My father fought in The War. He thought the Germans better soldiers than the soldiers of the democracies. He attributed that partly to their training. It was the Germans who had been taught to improvise and take initiatives locally whereas the allies, particularly the Americans, had been taught just to obey orders.
He had no views on Soviet soldiers, having had no experience of them.
Yeah, there is a lot of pushback today against Wehrmacht fanboys, but I don’t think anyone who ever fought the imperial German army wanted to do it again. They were not ten-foot supermen driving BOLO units but they fought well.
Balck, from what I have read, seems to be very highly regarded during WW2. He seems to have been in the thick of a lot of major fighting, and a low enough level to see what was going on at ground level.
My suspicion is that he was somewhat restrained in his responses in that he didn’t want to insult his bureaucratic by telling them that they were “replacing” their (often) bureaucratic methods with the same bureaucratic mindset with a papering over of buzzwords. It is telling that the OODA theory proposed by Boyd became a business buzzword. That the Germans would tell them something like ‘actually we didn’t fight/think this was’ of course never slowed anyone up.

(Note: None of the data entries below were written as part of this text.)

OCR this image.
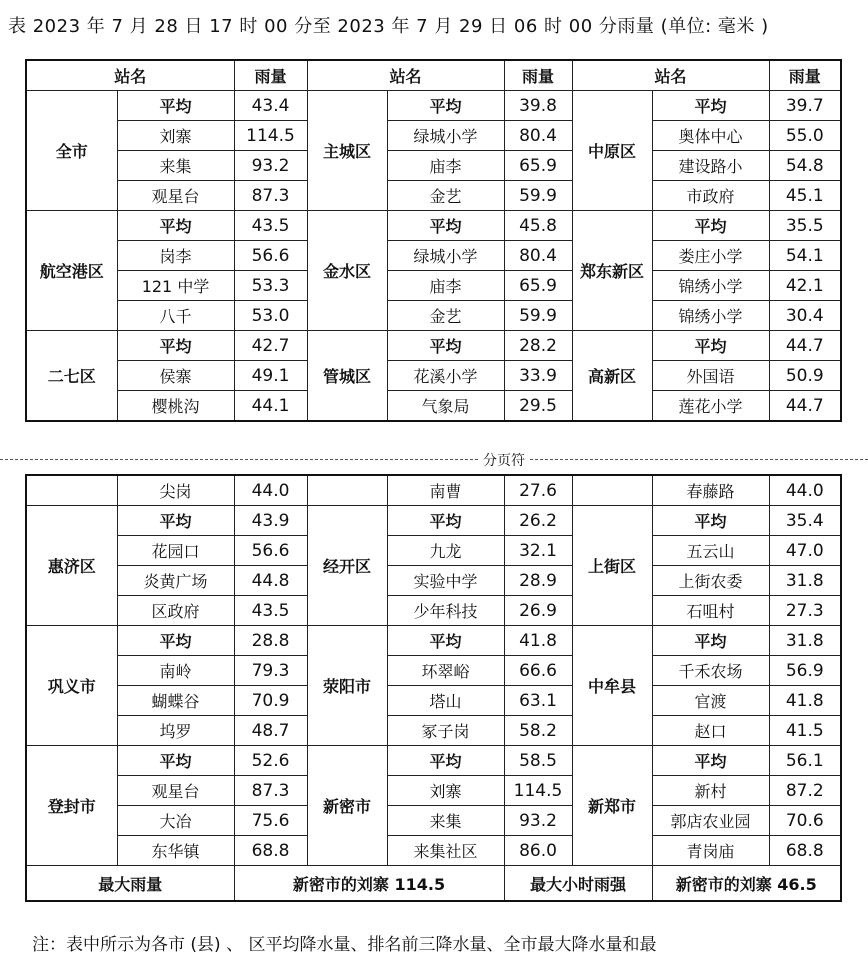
表 2023 年 7 月 28 日 17 时 00 分至 2023 年 7 月 29 日 06 时 00 分雨量 (单位: 毫米 )
站名		雨量	站名		雨量	站名		雨量
全市	平均	43.4	主城区	平均	39.8	中原区	平均	39.7
	刘寨	114.5		绿城小学	80.4		奥体中心	55.0
	来集	93.2		庙李	65.9		建设路小	54.8
	观星台	87.3		金艺	59.9		市政府	45.1
航空港区	平均	43.5	金水区	平均	45.8	郑东新区	平均	35.5
	岗李	56.6		绿城小学	80.4		娄庄小学	54.1
	121 中学	53.3		庙李	65.9		锦绣小学	42.1
	八千	53.0		金艺	59.9		锦绣小学	30.4
二七区	平均	42.7	管城区	平均	28.2	高新区	平均	44.7
	侯寨	49.1		花溪小学	33.9		外国语	50.9
	樱桃沟	44.1		气象局	29.5		莲花小学	44.7
分页符
	尖岗	44.0		南曹	27.6		春藤路	44.0
惠济区	平均	43.9	经开区	平均	26.2	上街区	平均	35.4
	花园口	56.6		九龙	32.1		五云山	47.0
	炎黄广场	44.8		实验中学	28.9		上街农委	31.8
	区政府	43.5		少年科技	26.9		石咀村	27.3
巩义市	平均	28.8	荥阳市	平均	41.8	中牟县	平均	31.8
	南岭	79.3		环翠峪	66.6		千禾农场	56.9
	蝴蝶谷	70.9		塔山	63.1		官渡	41.8
	坞罗	48.7		冢子岗	58.2		赵口	41.5
登封市	平均	52.6	新密市	平均	58.5	新郑市	平均	56.1
	观星台	87.3		刘寨	114.5		新村	87.2
	大冶	75.6		来集	93.2		郭店农业园	70.6
	东华镇	68.8		来集社区	86.0		青岗庙	68.8
最大雨量		新密市的刘寨 114.5			最大小时雨强		新密市的刘寨 46.5	
注：表中所示为各市 (县) 、 区平均降水量、排名前三降水量、全市最大降水量和最
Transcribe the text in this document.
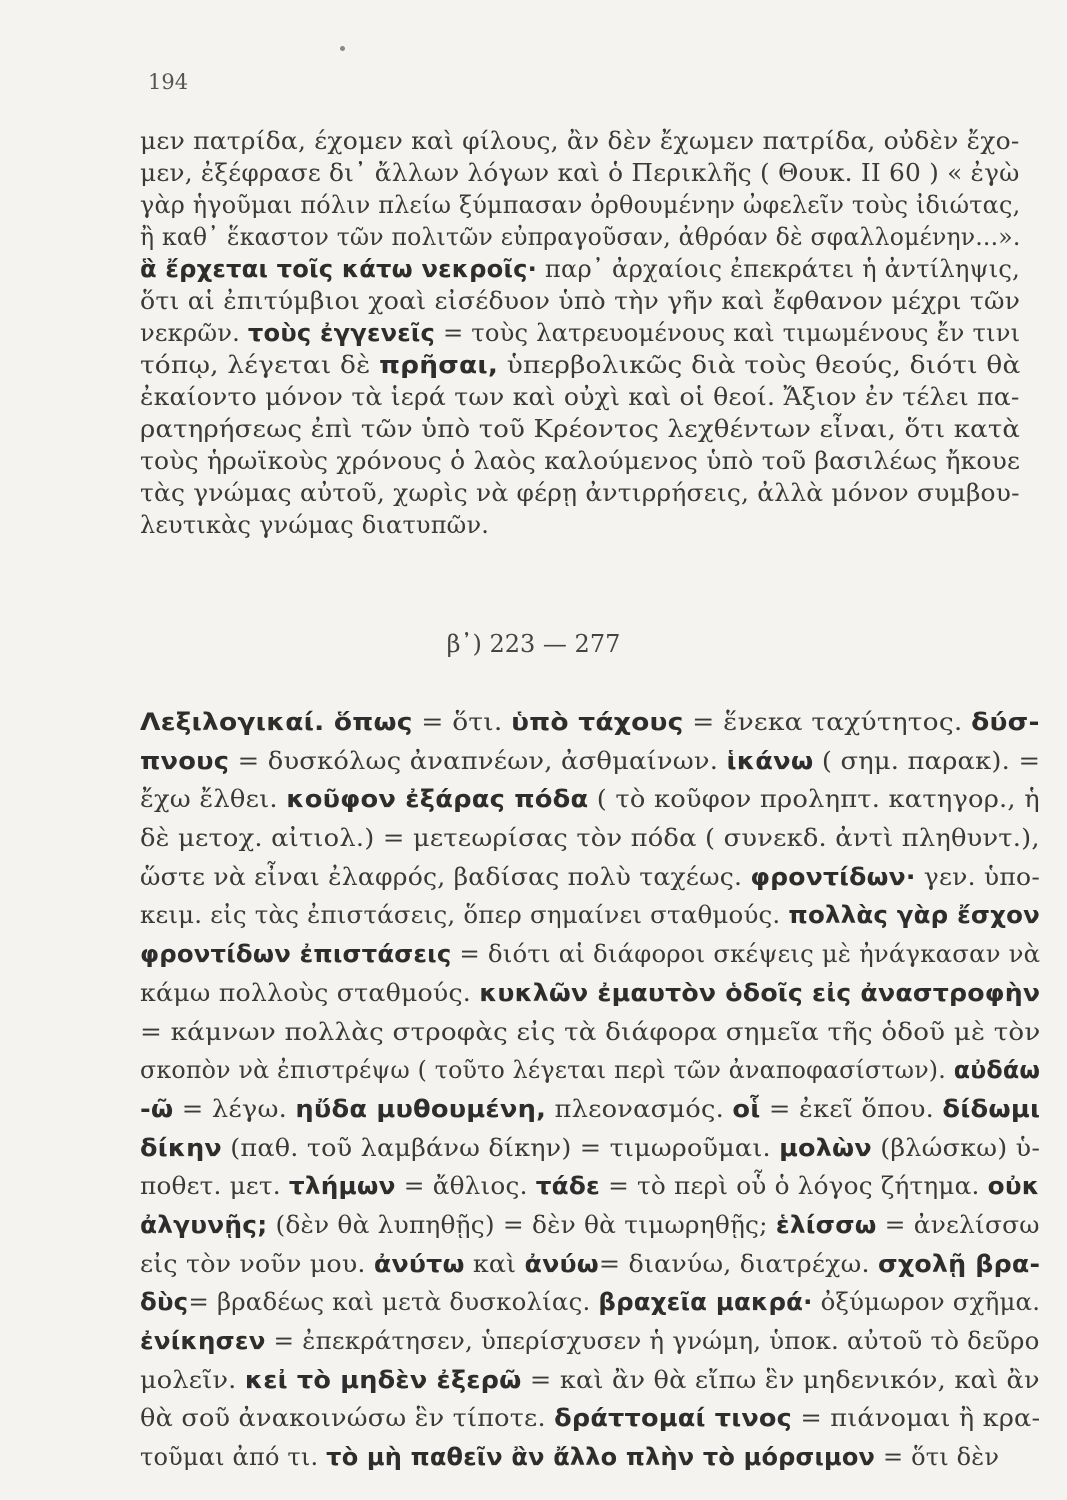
194
μεν πατρίδα, έχομεν καὶ φίλους, ἂν δὲν ἔχωμεν πατρίδα, οὐδὲν ἔχο-
μεν, ἐξέφρασε δι᾽ ἄλλων λόγων καὶ ὁ Περικλῆς ( Θουκ. II 60 ) « ἐγὼ
γὰρ ἡγοῦμαι πόλιν πλείω ξύμπασαν ὀρθουμένην ὠφελεῖν τοὺς ἰδιώτας,
ἢ καθ᾽ ἕκαστον τῶν πολιτῶν εὐπραγοῦσαν, ἀθρόαν δὲ σφαλλομένην...».
ἃ ἔρχεται τοῖς κάτω νεκροῖς· παρ᾽ ἀρχαίοις ἐπεκράτει ἡ ἀντίληψις,
ὅτι αἱ ἐπιτύμβιοι χοαὶ εἰσέδυον ὑπὸ τὴν γῆν καὶ ἔφθανον μέχρι τῶν
νεκρῶν. τοὺς ἐγγενεῖς = τοὺς λατρευομένους καὶ τιμωμένους ἔν τινι
τόπῳ, λέγεται δὲ πρῆσαι, ὑπερβολικῶς διὰ τοὺς θεούς, διότι θὰ
ἐκαίοντο μόνον τὰ ἱερά των καὶ οὐχὶ καὶ οἱ θεοί. Ἄξιον ἐν τέλει πα-
ρατηρήσεως ἐπὶ τῶν ὑπὸ τοῦ Κρέοντος λεχθέντων εἶναι, ὅτι κατὰ
τοὺς ἡρωϊκοὺς χρόνους ὁ λαὸς καλούμενος ὑπὸ τοῦ βασιλέως ἤκουε
τὰς γνώμας αὐτοῦ, χωρὶς νὰ φέρῃ ἀντιρρήσεις, ἀλλὰ μόνον συμβου-
λευτικὰς γνώμας διατυπῶν.
β᾽) 223 — 277
Λεξιλογικαί. ὅπως = ὅτι. ὑπὸ τάχους = ἕνεκα ταχύτητος. δύσ-
πνους = δυσκόλως ἀναπνέων, ἀσθμαίνων. ἱκάνω ( σημ. παρακ). =
ἔχω ἔλθει. κοῦφον ἐξάρας πόδα ( τὸ κοῦφον προληπτ. κατηγορ., ἡ
δὲ μετοχ. αἰτιολ.) = μετεωρίσας τὸν πόδα ( συνεκδ. ἀντὶ πληθυντ.),
ὥστε νὰ εἶναι ἐλαφρός, βαδίσας πολὺ ταχέως. φροντίδων· γεν. ὑπο-
κειμ. εἰς τὰς ἐπιστάσεις, ὅπερ σημαίνει σταθμούς. πολλὰς γὰρ ἔσχον
φροντίδων ἐπιστάσεις = διότι αἱ διάφοροι σκέψεις μὲ ἠνάγκασαν νὰ
κάμω πολλοὺς σταθμούς. κυκλῶν ἐμαυτὸν ὁδοῖς εἰς ἀναστροφὴν
= κάμνων πολλὰς στροφὰς εἰς τὰ διάφορα σημεῖα τῆς ὁδοῦ μὲ τὸν
σκοπὸν νὰ ἐπιστρέψω ( τοῦτο λέγεται περὶ τῶν ἀναποφασίστων). αὐδάω
-ῶ = λέγω. ηὔδα μυθουμένη, πλεονασμός. οἷ = ἐκεῖ ὅπου. δίδωμι
δίκην (παθ. τοῦ λαμβάνω δίκην) = τιμωροῦμαι. μολὼν (βλώσκω) ὑ-
ποθετ. μετ. τλήμων = ἄθλιος. τάδε = τὸ περὶ οὗ ὁ λόγος ζήτημα. οὐκ
ἀλγυνῇς; (δὲν θὰ λυπηθῇς) = δὲν θὰ τιμωρηθῇς; ἑλίσσω = ἀνελίσσω
εἰς τὸν νοῦν μου. ἀνύτω καὶ ἀνύω= διανύω, διατρέχω. σχολῇ βρα-
δὺς= βραδέως καὶ μετὰ δυσκολίας. βραχεῖα μακρά· ὀξύμωρον σχῆμα.
ἐνίκησεν = ἐπεκράτησεν, ὑπερίσχυσεν ἡ γνώμη, ὑποκ. αὐτοῦ τὸ δεῦρο
μολεῖν. κεἰ τὸ μηδὲν ἐξερῶ = καὶ ἂν θὰ εἴπω ἓν μηδενικόν, καὶ ἂν
θὰ σοῦ ἀνακοινώσω ἓν τίποτε. δράττομαί τινος = πιάνομαι ἢ κρα-
τοῦμαι ἀπό τι. τὸ μὴ παθεῖν ἂν ἄλλο πλὴν τὸ μόρσιμον = ὅτι δὲν
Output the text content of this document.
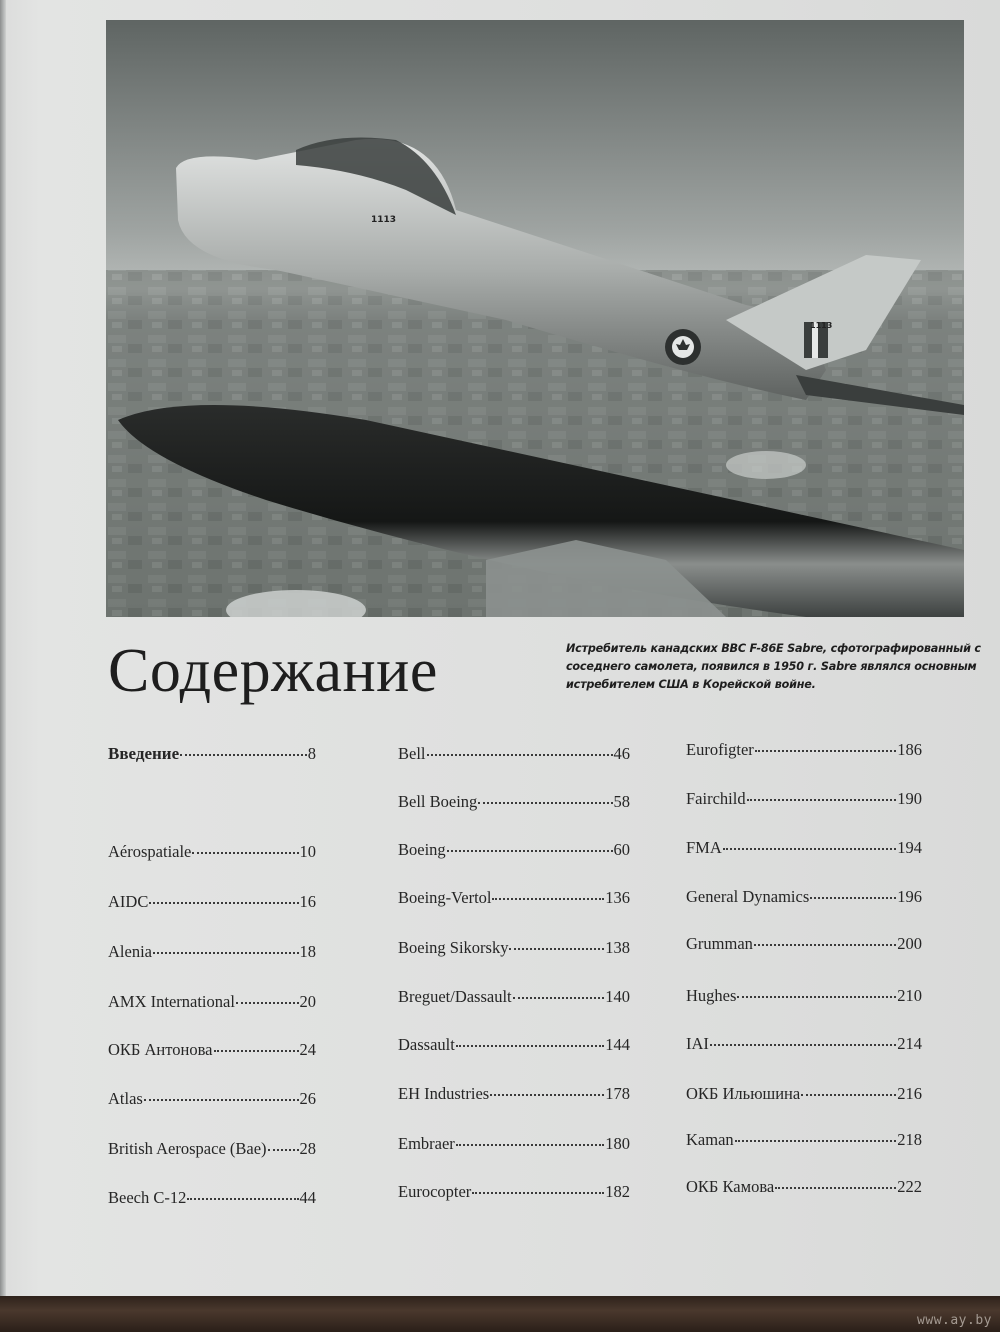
1113
1113
Содержание	Истребитель канадских ВВС F-86E Sabre, сфотографированный с соседнего самолета, появился в 1950 г. Sabre являлся основным истребителем США в Корейской войне.
Введение	8
Aérospatiale	10
AIDC	16
Alenia	18
AMX International	20
ОКБ Антонова	24
Atlas	26
British Aerospace (Bae) 28
Beech C-12	44
Bell	46
Bell Boeing	58
Boeing	60
Boeing-Vertol	136
Boeing Sikorsky	138
Breguet/Dassault	140
Dassault	144
EH Industries	178
Embraer	180
Eurocopter	182
Eurofigter	186
Fairchild	190
FMA	194
General Dynamics	196
Grumman	200
Hughes	210
IAI	214
ОКБ Ильюшина	216
Kaman	218
ОКБ Камова	222
www.ay.by
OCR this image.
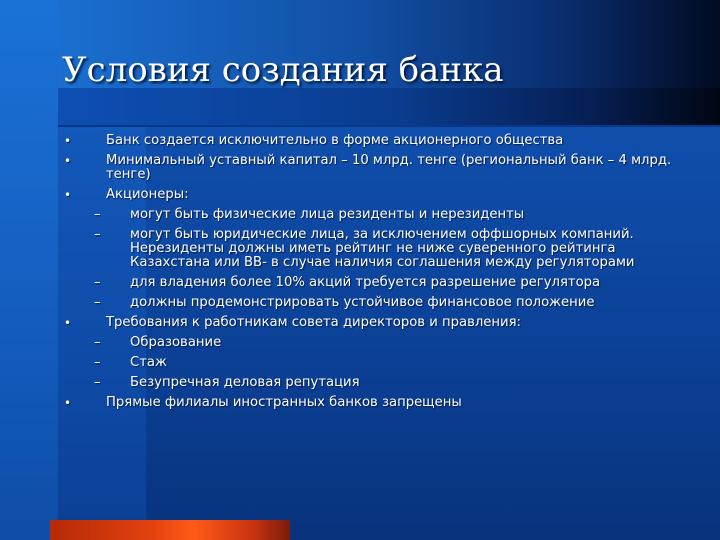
Условия создания банка
•	Банк создается исключительно в форме акционерного общества
•	Минимальный уставный капитал – 10 млрд. тенге (региональный банк – 4 млрд. тенге)
•	Акционеры:
– могут быть физические лица резиденты и нерезиденты
– могут быть юридические лица, за исключением оффшорных компаний. Нерезиденты должны иметь рейтинг не ниже суверенного рейтинга Казахстана или ВВ- в случае наличия соглашения между регуляторами
– для владения более 10% акций требуется разрешение регулятора
– должны продемонстрировать устойчивое финансовое положение
•	Требования к работникам совета директоров и правления:
– Образование
– Стаж
– Безупречная деловая репутация
•	Прямые филиалы иностранных банков запрещены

It does seem to be the case that strong cultural differences can make a strong difference in war fighting methods. Kenneth Polack in his Armies of Sand: The Past, Present, and Future of Arab Military Effectiveness discusses this with reference to Arabic armies, but also brings in the issue of Asian warfighting methods. He is the only western observer who notes that the Chinese, fighting at great technical disadvantages, seem to have punched way above their weight against the Americans in Korea. Something that could also be said of the Japanese in 1942.
Balck, not being a social scientist, may have somewhat the wrong reason for why certain groups fight better. It is not where they live, it is how there society is structured: particularly at the local/family level.
Although there is always the Kamil Galeev argument that Russians are very individualistic because they know that ‘the system’ will not look out for them so they have to fend for themselves (and they don’t trust most of the people around them, so they will not sacrifice much for them). He likes to use that stereotype alongside the stereotype of slavish Russians submitting to the state, I don’t remember if he tried to reconcile the two back when I read some of his posts.